Fifteen days in, a group of Stanford students continues to participate in a hunger strike for “justice in Palestine,” despite the university’s rejection of the protesters’ demands.
Thirteen Stanford students began the hunger strike on May 12, joining dozens of other college students across California. Since then, more Stanford students have joined the cause. It’s unclear how many students have been participating the entire time.
The Stanford hunger strike started a week after students at California State Universities in Northern California, including San Francisco State, San Jose State, and Sacramento State, began similar protests. However, students on those campuses have since ended their strikes.
Stanford administrators have urged participants to protest in ways that do not endanger their health. But some adults have lent vocal support. Stanford comparative literature professor David Palumbo-Liu called for activists to put their “bodies on the line” during a speech at a “solidarity rally” with hunger strikers on May 12, according to the Stanford Daily. On May 20, a UC Berkeley lecturer visited the hunger strikers and delivered a similar message.
Khalid Kadir, a UC Berkeley lecturer and adviser to Cal’s Muslim Students Association, spoke into a microphone for one hour, encouraging several dozen students in attendance to risk bodily harm for a just cause.
“We’re afraid … maybe this person will lash out at me, or punch me, right? Something like that. Or maybe I’ll lose my job. Or maybe I’ll get into legal trouble. Or maybe I’ll get punched in the nose,” Kadir told the students. “But we shouldn’t be afraid. Get punched in the nose. What possible harm can come to you if you get punched in the nose for doing something good? Think about the blood that comes out of your nose. What is that going to be for you when you’re in your grave? It’s going to be a mercy for you, every drop, for sure.”
Every evening since they began the strike, organizers have encouraged supporters to gather on White Plaza, a main gathering place where pro-Palestinian tent encampments went up last year.
J. visited the plaza on May 20 and interviewed two of six hunger strikers who were present.
“There’s so many people starving and I think it’s easy to forget about that,” a Stanford graduate student majoring in earth systems told J., having joined the hunger strike the previous day. She declined to give her name. “I think being in solidarity with them and also creating some reminders in the community … is important to not forget what’s happening,” she said.

One student who had been participating in the hunger strike for two days told J. they’d been relying on Gatorade, zero-calorie electrolytes and vitamins. The student wore a black mask to conceal their identity, as did several others involved in supporting the hunger strike. Some students also wore kaffiyehs.

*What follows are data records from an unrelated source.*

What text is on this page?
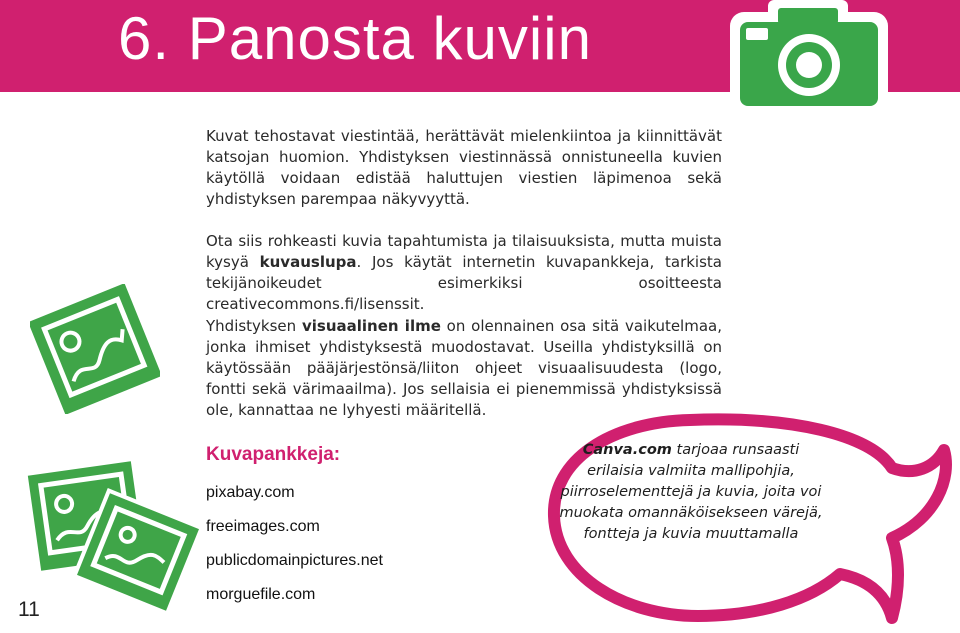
6. Panosta kuviin

Kuvat tehostavat viestintää, herättävät mielenkiintoa ja kiinnittävät katsojan huomion. Yhdistyksen viestinnässä onnistuneella kuvien käytöllä voidaan edistää haluttujen viestien läpimenoa sekä yhdistyksen parempaa näkyvyyttä.

Ota siis rohkeasti kuvia tapahtumista ja tilaisuuksista, mutta muista kysyä kuvauslupa. Jos käytät internetin kuvapankkeja, tarkista tekijänoikeudet esimerkiksi osoitteesta creativecommons.fi/lisenssit.

Yhdistyksen visuaalinen ilme on olennainen osa sitä vaikutelmaa, jonka ihmiset yhdistyksestä muodostavat. Useilla yhdistyksillä on käytössään pääjärjestönsä/liiton ohjeet visuaalisuudesta (logo, fontti sekä värimaailma). Jos sellaisia ei pienemmissä yhdistyksissä ole, kannattaa ne lyhyesti määritellä.

Kuvapankkeja:
pixabay.com
freeimages.com
publicdomainpictures.net
morguefile.com
11
Canva.com tarjoaa runsaasti erilaisia valmiita mallipohjia, piirroselementtejä ja kuvia, joita voi muokata omannäköisekseen värejä, fontteja ja kuvia muuttamalla
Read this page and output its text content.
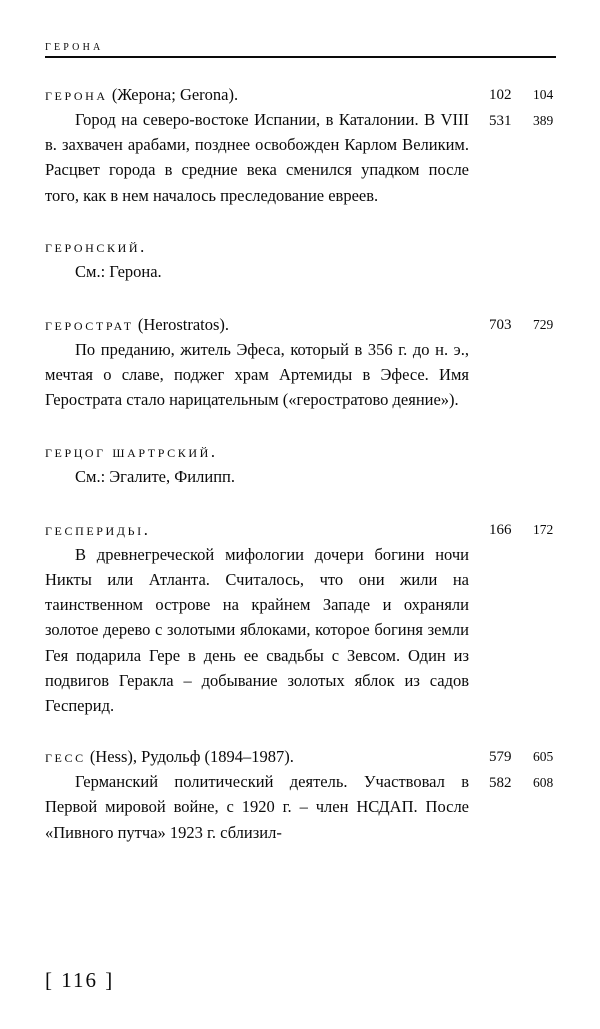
герона
герона (Жерона; Gerona).

Город на северо-востоке Испании, в Каталонии. В VIII в. захвачен арабами, позднее освобожден Карлом Великим. Расцвет города в средние века сменился упадком после того, как в нем началось преследование евреев.

102 104
531 389
геронский.

См.: Герона.

герострат (Herostratos).

По преданию, житель Эфеса, который в 356 г. до н. э., мечтая о славе, поджег храм Артемиды в Эфесе. Имя Герострата стало нарицательным («геростратово деяние»).

703 729
герцог шартрский.

См.: Эгалите, Филипп.

гесперидьı.

В древнегреческой мифологии дочери богини ночи Никты или Атланта. Считалось, что они жили на таинственном острове на крайнем Западе и охраняли золотое дерево с золотыми яблоками, которое богиня земли Гея подарила Гере в день ее свадьбы с Зевсом. Один из подвигов Геракла – добывание золотых яблок из садов Гесперид.

166 172
гесс (Hess), Рудольф (1894–1987).

Германский политический деятель. Участвовал в Первой мировой войне, с 1920 г. – член НСДАП. После «Пивного путча» 1923 г. сблизил-

579 605
582 608
[ 116 ]
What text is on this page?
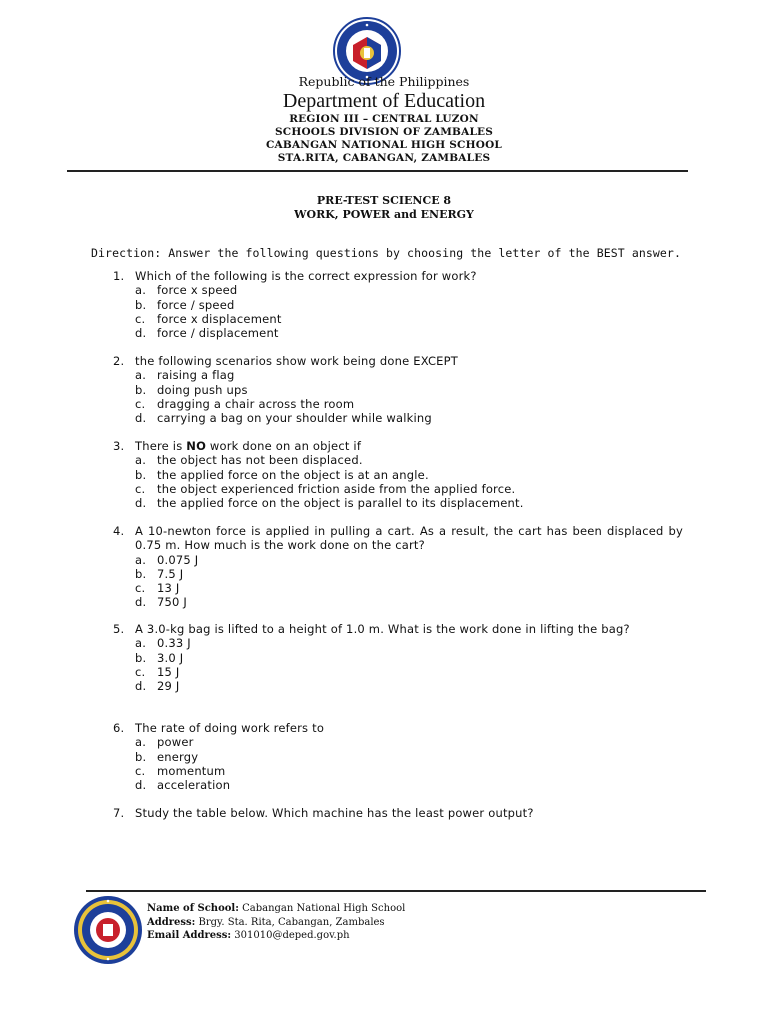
Republic of the Philippines
Department of Education
REGION III – CENTRAL LUZON
SCHOOLS DIVISION OF ZAMBALES
CABANGAN NATIONAL HIGH SCHOOL
STA.RITA, CABANGAN, ZAMBALES
PRE-TEST SCIENCE 8
WORK, POWER and ENERGY
Direction: Answer the following questions by choosing the letter of the BEST answer.
1. Which of the following is the correct expression for work?
a. force x speed
b. force / speed
c. force x displacement
d. force / displacement
2. the following scenarios show work being done EXCEPT
a. raising a flag
b. doing push ups
c. dragging a chair across the room
d. carrying a bag on your shoulder while walking
3. There is NO work done on an object if
a. the object has not been displaced.
b. the applied force on the object is at an angle.
c. the object experienced friction aside from the applied force.
d. the applied force on the object is parallel to its displacement.
4. A 10-newton force is applied in pulling a cart. As a result, the cart has been displaced by 0.75 m. How much is the work done on the cart?
a. 0.075 J
b. 7.5 J
c. 13 J
d. 750 J
5. A 3.0-kg bag is lifted to a height of 1.0 m. What is the work done in lifting the bag?
a. 0.33 J
b. 3.0 J
c. 15 J
d. 29 J
6. The rate of doing work refers to
a. power
b. energy
c. momentum
d. acceleration
7. Study the table below. Which machine has the least power output?
Name of School: Cabangan National High School
Address: Brgy. Sta. Rita, Cabangan, Zambales
Email Address: 301010@deped.gov.ph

The hunger strikers have a list of demands, which include calling for the university to immediately divest from companies “that profit from Israel’s siege of Gaza,” demanding that Stanford President Jonathan Levin denounce the Trump administration’s crackdown on pro-Palestinian student protesters, and petitioning for the Santa Clara County District Attorney’s Office to drop felony charges against the 12 student protesters arrested last June when they stormed Stanford’s administrative offices and caused extensive damage in protest of the university’s investments tied to Israel.
The strikers are also demanding a meeting with Levin, Provost Jennifer Martinez and Vice President of Student Affairs Michele Rasmussen. The last day of the academic year is June 11.
Rasmussen sent a letter on May 20 to the protesters declining a meeting.
“There is no new ground to cover in a meeting with university leadership, so your request for further engagement on these topics as a condition of ending your hunger strike will not be granted,” Rasmussen wrote to strike participants, which was later posted on Instagram by strike organizers, including Stanford’s chapter of Students for Justice in Palestine.
“We respect your right to peaceably express your views on Gaza, but again urge you to consider forms of protest that do not endanger your health,” she wrote.
Rabbi Jessica Kirschner, executive director of Hillel at Stanford, said in an email to J. on Tuesday that protesters’ continued demands to divest from Israel, despite the university’s clear rejection of those calls, are “the definition of insanity.”
Regarding their petition for the D.A.’s office to drop the felony charges, Kirschner said that the “activists willfully engaged in unlawful behavior when they entered Building 10, spray-painted graffiti all over Main Quad, trashed the President’s Office, and barricaded themselves inside. Those choices should have consequences. Directing anger against Stanford will do nothing to increase the prospects for peace in Israel and Gaza, but it will further normalize antisemitism, hate, and division on campus.”
When J. visited Stanford, strike organizers had set up a table stocked with Liquid I.V., Pedialyte and water on White Plaza to keep the strikers hydrated. Volunteers distributed flyers explaining the demands of the strike. Handmade signs were also set up along the lawn. “We are on the right side of history. Free Palestine,” one read.
After a group of students gathered for the Muslim evening prayer, Kadir discussed the teachings of Allah and offered advice to protesters.
“Think about what this university is doing, and same with the one where I work. They’re cooperating in transgression, right? They’re invested in transgression. They need that transgression to make them money,” he said. “To the extent that we are going to study in these places, work in these places, it is a must that we fight against them.”